Vulnerability…even the word seems weak. Researcher Brene Brown has devoted her life’s work to changing our perspective on vulnerability. She argues that the most powerful, meaningful, and valuable things in life are connected to vulnerability. She defines vulnerability as uncertainty, risk and emotional exposure. By her definition life is fundamentally vulnerable. All of our relationships are vulnerable. All of our big life choices, changes and dreams are vulnerable.
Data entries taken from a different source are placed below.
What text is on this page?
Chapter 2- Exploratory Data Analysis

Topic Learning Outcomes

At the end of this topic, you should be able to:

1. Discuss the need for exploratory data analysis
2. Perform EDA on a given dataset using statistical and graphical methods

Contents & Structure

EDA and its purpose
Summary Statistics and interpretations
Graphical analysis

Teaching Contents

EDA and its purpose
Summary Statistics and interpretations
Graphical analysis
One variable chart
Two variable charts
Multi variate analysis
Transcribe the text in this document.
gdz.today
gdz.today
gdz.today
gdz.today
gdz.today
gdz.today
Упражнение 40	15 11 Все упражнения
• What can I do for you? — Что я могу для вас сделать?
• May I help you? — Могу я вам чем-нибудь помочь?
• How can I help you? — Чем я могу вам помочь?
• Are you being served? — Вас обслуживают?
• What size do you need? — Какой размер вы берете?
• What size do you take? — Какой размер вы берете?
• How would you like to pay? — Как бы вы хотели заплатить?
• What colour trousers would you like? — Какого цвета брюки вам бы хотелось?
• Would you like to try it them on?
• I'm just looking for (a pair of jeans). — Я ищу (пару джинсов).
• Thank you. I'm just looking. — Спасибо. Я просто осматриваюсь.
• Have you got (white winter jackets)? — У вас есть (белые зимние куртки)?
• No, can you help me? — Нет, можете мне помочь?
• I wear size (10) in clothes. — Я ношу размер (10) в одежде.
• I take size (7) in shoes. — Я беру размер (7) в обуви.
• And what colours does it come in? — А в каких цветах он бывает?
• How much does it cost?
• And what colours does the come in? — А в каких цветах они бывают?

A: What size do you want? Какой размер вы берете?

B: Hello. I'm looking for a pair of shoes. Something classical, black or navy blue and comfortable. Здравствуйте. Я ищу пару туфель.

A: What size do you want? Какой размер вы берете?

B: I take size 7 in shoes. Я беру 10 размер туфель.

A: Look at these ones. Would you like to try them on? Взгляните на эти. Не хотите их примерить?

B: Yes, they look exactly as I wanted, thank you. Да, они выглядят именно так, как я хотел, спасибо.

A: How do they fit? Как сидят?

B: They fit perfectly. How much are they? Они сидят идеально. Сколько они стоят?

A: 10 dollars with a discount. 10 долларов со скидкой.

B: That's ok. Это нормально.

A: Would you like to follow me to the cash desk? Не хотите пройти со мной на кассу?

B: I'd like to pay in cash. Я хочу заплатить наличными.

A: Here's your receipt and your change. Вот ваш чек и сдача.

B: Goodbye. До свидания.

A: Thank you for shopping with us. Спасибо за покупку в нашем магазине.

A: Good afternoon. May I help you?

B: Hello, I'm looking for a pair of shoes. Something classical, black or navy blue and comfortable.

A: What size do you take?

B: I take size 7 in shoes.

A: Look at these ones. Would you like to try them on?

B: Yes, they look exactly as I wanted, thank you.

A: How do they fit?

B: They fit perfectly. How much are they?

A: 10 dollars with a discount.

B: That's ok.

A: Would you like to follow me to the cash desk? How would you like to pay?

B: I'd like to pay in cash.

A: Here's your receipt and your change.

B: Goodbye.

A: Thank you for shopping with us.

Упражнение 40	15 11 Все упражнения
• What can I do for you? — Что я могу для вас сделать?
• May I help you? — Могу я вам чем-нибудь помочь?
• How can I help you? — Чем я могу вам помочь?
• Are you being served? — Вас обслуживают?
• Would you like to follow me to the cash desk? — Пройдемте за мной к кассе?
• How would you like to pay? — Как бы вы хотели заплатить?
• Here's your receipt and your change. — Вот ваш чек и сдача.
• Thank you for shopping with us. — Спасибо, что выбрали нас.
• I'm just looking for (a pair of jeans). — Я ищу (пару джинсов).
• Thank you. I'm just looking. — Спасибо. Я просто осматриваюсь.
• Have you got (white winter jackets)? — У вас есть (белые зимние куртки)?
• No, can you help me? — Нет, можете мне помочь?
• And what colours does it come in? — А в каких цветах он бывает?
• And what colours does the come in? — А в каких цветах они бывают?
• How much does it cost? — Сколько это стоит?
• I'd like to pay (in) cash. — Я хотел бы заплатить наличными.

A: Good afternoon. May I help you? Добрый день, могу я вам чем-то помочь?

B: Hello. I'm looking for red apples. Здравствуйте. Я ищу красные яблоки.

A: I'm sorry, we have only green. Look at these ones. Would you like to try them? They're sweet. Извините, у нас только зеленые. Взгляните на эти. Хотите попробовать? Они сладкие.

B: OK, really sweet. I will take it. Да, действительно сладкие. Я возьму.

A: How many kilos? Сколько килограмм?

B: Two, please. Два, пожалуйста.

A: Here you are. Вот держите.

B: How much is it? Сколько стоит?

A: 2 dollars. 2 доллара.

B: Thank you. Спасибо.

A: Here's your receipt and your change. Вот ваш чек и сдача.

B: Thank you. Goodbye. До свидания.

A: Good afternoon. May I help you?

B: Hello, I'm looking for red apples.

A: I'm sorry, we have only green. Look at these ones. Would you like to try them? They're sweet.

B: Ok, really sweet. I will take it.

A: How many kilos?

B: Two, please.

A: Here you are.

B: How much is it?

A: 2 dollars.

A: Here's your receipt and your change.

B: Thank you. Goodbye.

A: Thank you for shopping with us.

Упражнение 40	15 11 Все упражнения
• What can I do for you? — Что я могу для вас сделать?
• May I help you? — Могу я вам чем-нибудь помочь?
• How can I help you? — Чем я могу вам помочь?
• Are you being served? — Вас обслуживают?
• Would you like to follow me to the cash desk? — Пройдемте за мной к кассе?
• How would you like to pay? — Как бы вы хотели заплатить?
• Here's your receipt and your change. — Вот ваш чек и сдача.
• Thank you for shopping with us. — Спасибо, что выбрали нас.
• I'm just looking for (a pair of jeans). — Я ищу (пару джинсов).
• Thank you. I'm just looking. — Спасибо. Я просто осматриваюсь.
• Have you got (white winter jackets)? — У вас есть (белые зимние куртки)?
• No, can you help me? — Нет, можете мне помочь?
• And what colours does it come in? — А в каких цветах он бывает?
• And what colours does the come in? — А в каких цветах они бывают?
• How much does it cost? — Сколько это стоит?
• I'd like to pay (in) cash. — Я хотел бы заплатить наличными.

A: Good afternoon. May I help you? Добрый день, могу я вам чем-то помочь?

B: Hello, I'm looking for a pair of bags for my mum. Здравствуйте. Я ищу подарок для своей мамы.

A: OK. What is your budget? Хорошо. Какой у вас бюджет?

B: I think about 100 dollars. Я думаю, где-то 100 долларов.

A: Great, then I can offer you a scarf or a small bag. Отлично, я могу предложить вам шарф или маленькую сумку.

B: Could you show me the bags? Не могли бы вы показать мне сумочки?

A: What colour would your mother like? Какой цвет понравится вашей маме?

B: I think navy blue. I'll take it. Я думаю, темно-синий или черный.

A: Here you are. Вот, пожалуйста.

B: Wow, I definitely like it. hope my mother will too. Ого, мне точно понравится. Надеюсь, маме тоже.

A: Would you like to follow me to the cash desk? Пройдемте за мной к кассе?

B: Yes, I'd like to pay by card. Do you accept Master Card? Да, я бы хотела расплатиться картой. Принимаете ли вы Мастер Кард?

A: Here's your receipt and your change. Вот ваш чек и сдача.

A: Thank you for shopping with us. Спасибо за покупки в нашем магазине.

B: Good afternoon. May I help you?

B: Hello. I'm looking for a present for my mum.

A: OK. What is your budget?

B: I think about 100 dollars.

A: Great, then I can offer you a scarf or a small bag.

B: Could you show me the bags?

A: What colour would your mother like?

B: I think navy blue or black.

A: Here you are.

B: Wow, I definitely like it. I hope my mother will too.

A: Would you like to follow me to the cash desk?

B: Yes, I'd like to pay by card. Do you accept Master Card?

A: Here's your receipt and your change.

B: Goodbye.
She is right, weakness is actually denying our vulnerability. Weakness is pretending your bullet proof and untouched by your fragility. She states that “vulnerability is our most accurate measurement of courage.” I think she is on to something. C.S. Lewis captured this theme years ago when he made this important observation about love.
“To love at all is to be vulnerable. Love anything and your heart will be wrung and possibly broken. If you want to make sure of keeping it intact you must give it to no one, not even an animal. Wrap it carefully round with hobbies and little luxuries; avoid all entanglements. Lock it up safe in the casket or coffin of your selfishness. But in that casket, safe, dark, motionless, airless, it will change. It will not be broken; it will become unbreakable, impenetrable, irredeemable. To love is to be vulnerable.”
The best things in life contain the risk of pain…it is courageous to know this and pursue these things anyway.